Hans Ebersberger kam am 7.12.1932 in Fürth als Sohn eines Bäckermeisters zur Welt. Schon früh war er „es gewohnt, mehrere Aufgaben auf seinen Schultern zu tragen“ (Wolfgang Hammon). So musste er die Arbeit im väterlichen Betrieb und das Studium an der Universität Erlangen in den Fächern Deutsch, Geschichte und Sozialkunde, die er dann auch am Gymnasium unterrichtete, miteinander vereinbaren.

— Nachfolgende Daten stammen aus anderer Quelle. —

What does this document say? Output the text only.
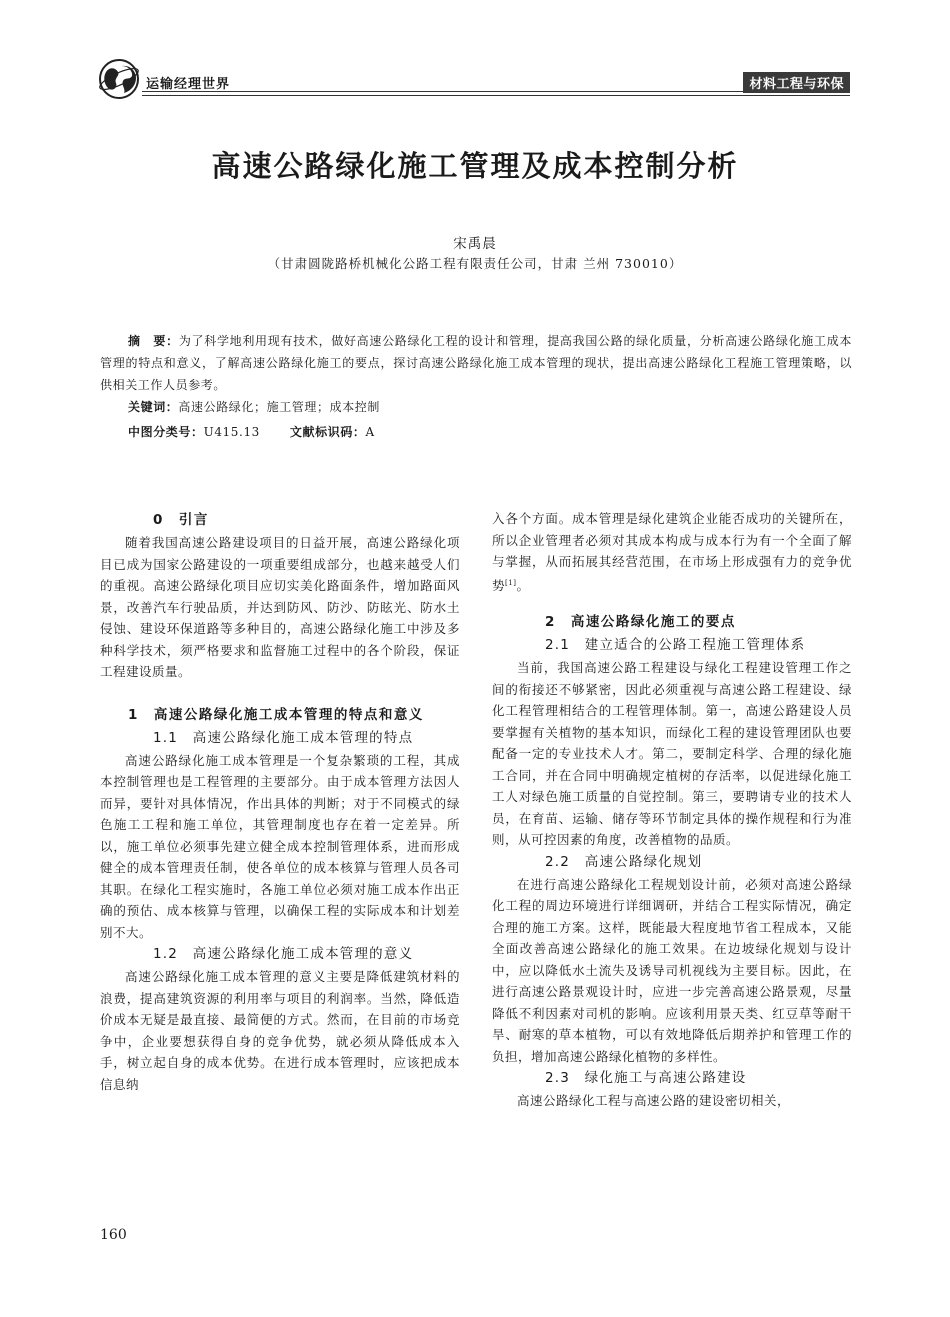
运输经理世界	材料工程与环保
高速公路绿化施工管理及成本控制分析
宋禹晨
（甘肃圆陇路桥机械化公路工程有限责任公司，甘肃 兰州 730010）
摘　要：为了科学地利用现有技术，做好高速公路绿化工程的设计和管理，提高我国公路的绿化质量，分析高速公路绿化施工成本管理的特点和意义，了解高速公路绿化施工的要点，探讨高速公路绿化施工成本管理的现状，提出高速公路绿化工程施工管理策略，以供相关工作人员参考。
关键词：高速公路绿化；施工管理；成本控制
中图分类号：U415.13	文献标识码：A

0　引言

随着我国高速公路建设项目的日益开展，高速公路绿化项目已成为国家公路建设的一项重要组成部分，也越来越受人们的重视。高速公路绿化项目应切实美化路面条件，增加路面风景，改善汽车行驶品质，并达到防风、防沙、防眩光、防水土侵蚀、建设环保道路等多种目的，高速公路绿化施工中涉及多种科学技术，须严格要求和监督施工过程中的各个阶段，保证工程建设质量。

1　高速公路绿化施工成本管理的特点和意义

1.1　高速公路绿化施工成本管理的特点

高速公路绿化施工成本管理是一个复杂繁琐的工程，其成本控制管理也是工程管理的主要部分。由于成本管理方法因人而异，要针对具体情况，作出具体的判断；对于不同模式的绿色施工工程和施工单位，其管理制度也存在着一定差异。所以，施工单位必须事先建立健全成本控制管理体系，进而形成健全的成本管理责任制，使各单位的成本核算与管理人员各司其职。在绿化工程实施时，各施工单位必须对施工成本作出正确的预估、成本核算与管理，以确保工程的实际成本和计划差别不大。

1.2　高速公路绿化施工成本管理的意义

高速公路绿化施工成本管理的意义主要是降低建筑材料的浪费，提高建筑资源的利用率与项目的利润率。当然，降低造价成本无疑是最直接、最简便的方式。然而，在目前的市场竞争中，企业要想获得自身的竞争优势，就必须从降低成本入手，树立起自身的成本优势。在进行成本管理时，应该把成本信息纳

入各个方面。成本管理是绿化建筑企业能否成功的关键所在，所以企业管理者必须对其成本构成与成本行为有一个全面了解与掌握，从而拓展其经营范围，在市场上形成强有力的竞争优势[1]。

2　高速公路绿化施工的要点

2.1　建立适合的公路工程施工管理体系

当前，我国高速公路工程建设与绿化工程建设管理工作之间的衔接还不够紧密，因此必须重视与高速公路工程建设、绿化工程管理相结合的工程管理体制。第一，高速公路建设人员要掌握有关植物的基本知识，而绿化工程的建设管理团队也要配备一定的专业技术人才。第二，要制定科学、合理的绿化施工合同，并在合同中明确规定植树的存活率，以促进绿化施工工人对绿色施工质量的自觉控制。第三，要聘请专业的技术人员，在育苗、运输、储存等环节制定具体的操作规程和行为准则，从可控因素的角度，改善植物的品质。

2.2　高速公路绿化规划

在进行高速公路绿化工程规划设计前，必须对高速公路绿化工程的周边环境进行详细调研，并结合工程实际情况，确定合理的施工方案。这样，既能最大程度地节省工程成本，又能全面改善高速公路绿化的施工效果。在边坡绿化规划与设计中，应以降低水土流失及诱导司机视线为主要目标。因此，在进行高速公路景观设计时，应进一步完善高速公路景观，尽量降低不利因素对司机的影响。应该利用景天类、红豆草等耐干旱、耐寒的草本植物，可以有效地降低后期养护和管理工作的负担，增加高速公路绿化植物的多样性。

2.3　绿化施工与高速公路建设

高速公路绿化工程与高速公路的建设密切相关，

160
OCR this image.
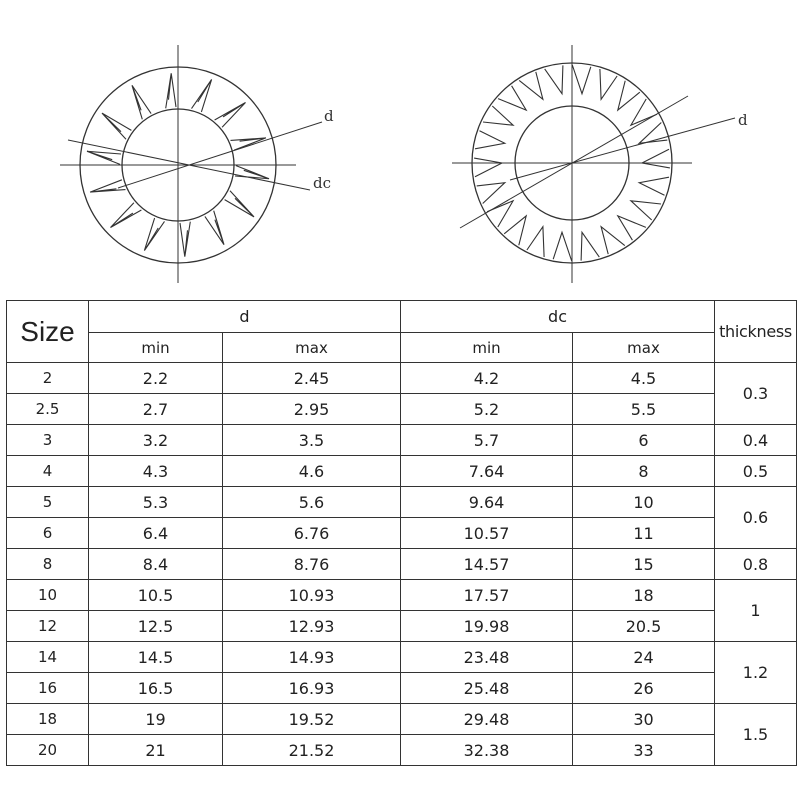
d
dc
d
Size	d		dc		thickness
	min	max	min	max	
2	2.2	2.45	4.2	4.5	0.3
2.5	2.7	2.95	5.2	5.5	
3	3.2	3.5	5.7	6	0.4
4	4.3	4.6	7.64	8	0.5
5	5.3	5.6	9.64	10	0.6
6	6.4	6.76	10.57	11	
8	8.4	8.76	14.57	15	0.8
10	10.5	10.93	17.57	18	1
12	12.5	12.93	19.98	20.5	
14	14.5	14.93	23.48	24	1.2
16	16.5	16.93	25.48	26	
18	19	19.52	29.48	30	1.5
20	21	21.52	32.38	33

Ich erinnere mich noch an eine Begegnung mit OStD Georg Endres vom Gymnasium Wiesentheid im Rahmen des Wettbewerbs „Jugend trainiert für Olympia“. Als wir von der Umkleidekabine im Sportzentrum gemeinsam zum Fußballfeld gingen, wies Endres auf Höhe des WWG zum Fenster des Direktors hinauf und sagte sinngemäß: „Stellen Sie sich vor, als wir alle für das 2. Examen büffelten, legte Ihr Chef seine Meisterprüfung im Bäckerhandwerk ab!“ Später hatte er selbst in den Meisterprüfungsausschüssen der Handwerkskammer von Oberfranken für Bäcker und Konditoren den Vorsitz inne. Diese Neigung zum Beruf im Handwerk dürfte auch der Hauptgrund für Ebersbergers lebenslange Liebe für berufliche Schulen gewesen sein.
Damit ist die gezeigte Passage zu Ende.